Now, a Chilean court has ruled that American military intelligence services played a role in the deaths of Horman and another American, Frank Teruggi. Horman had been investigating links between the CIA and Chile’s military; Teruggi was a student in Santiago.
Horman’s wife, Joyce, spoke to The World about the court’s decision. She remembers the excitement the young couple felt in 1971 as they began the long drive to Chile in a camper van. Salvador Allende, the first elected socialist president in Latin America, had recently been elected.
“We found it a very exciting time in Santiago,” Horman says. “The populace was thrilled with Allende’s election and taking the helm of their own economy, and there was just a level of excitement in the country.”
But in September of 1973, Horman and her husband found themselves caught up in a military coup. “There was talk of a coup, but people honestly at that point — because of the history of democracy in Chile — believed it would be a bloodless coup,” Horman remembers.

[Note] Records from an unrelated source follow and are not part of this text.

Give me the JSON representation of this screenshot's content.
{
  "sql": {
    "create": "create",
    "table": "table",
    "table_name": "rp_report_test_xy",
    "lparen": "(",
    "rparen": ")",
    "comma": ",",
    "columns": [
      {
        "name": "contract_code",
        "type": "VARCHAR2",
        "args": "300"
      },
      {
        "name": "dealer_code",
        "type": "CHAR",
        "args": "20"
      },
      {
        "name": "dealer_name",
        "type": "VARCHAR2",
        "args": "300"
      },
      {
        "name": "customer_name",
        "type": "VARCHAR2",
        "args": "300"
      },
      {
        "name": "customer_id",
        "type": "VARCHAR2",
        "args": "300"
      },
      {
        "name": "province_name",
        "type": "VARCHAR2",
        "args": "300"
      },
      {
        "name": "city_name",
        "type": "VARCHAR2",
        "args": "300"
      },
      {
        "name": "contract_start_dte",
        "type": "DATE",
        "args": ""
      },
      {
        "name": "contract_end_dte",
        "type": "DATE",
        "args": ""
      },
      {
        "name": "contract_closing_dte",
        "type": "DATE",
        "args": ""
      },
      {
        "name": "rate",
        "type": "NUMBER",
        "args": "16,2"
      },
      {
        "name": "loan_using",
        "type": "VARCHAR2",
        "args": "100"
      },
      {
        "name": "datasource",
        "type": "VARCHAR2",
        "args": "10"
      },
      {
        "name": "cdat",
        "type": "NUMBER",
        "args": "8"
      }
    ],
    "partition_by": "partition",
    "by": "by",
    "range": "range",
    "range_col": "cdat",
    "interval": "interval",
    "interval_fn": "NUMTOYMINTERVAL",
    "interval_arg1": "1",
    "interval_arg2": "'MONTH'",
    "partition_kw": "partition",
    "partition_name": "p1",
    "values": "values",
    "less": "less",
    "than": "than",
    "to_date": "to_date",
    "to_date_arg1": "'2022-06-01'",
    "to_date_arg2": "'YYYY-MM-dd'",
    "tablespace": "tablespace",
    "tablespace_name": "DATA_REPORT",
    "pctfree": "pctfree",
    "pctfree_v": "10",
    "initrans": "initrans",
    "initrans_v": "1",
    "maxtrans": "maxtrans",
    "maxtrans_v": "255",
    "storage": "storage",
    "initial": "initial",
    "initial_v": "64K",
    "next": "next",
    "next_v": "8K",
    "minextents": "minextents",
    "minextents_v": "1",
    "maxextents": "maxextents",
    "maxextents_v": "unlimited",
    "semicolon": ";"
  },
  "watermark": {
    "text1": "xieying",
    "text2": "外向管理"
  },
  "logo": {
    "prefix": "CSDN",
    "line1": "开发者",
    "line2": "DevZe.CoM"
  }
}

An American military officer, Navy Capt. Ray Davis, offered assistance to the couple. At one point, he drove Charles Horman through military roadblocks from a coastal town back to Santiago. But Davis was also an intelligence officer.
“In his role as a spymaster, if I might put it that way — he was interested in understanding who Charles was, and who we were,” Joyce Horman says. “He was amenable to talking and discussion and certainly had plenty of questions that we felt were intrusive.”
Joyce Horman says new evidence indicates that her husband and Teruggi were “tagged” by a Chilean naval officier, who passed on information about them. The court also determined that Ray Davis had, in fact, passed on information to Chilean officials.
“That’s a direct link with Ray Davis, who was a US Navy official and had very good connections to the Chilean navy all the way to the top,” she says.
Horman hopes the court’s ruling will help reopen the American investigation into her husband’s death.
“For the United States to have a hand in the death of an American journalist 40 years ago,” she says, “and their behavior not having been addressed over 40 years — almost 41 now — permits the same kind of non-democratic, murderous behavior on the part of certain sectors of the US government.”
Davis died last year in a Chilean nursing home where he’d been secretly living, unbeknownst to Chilean judiciary officials. US officials have so far declined to comment on the case.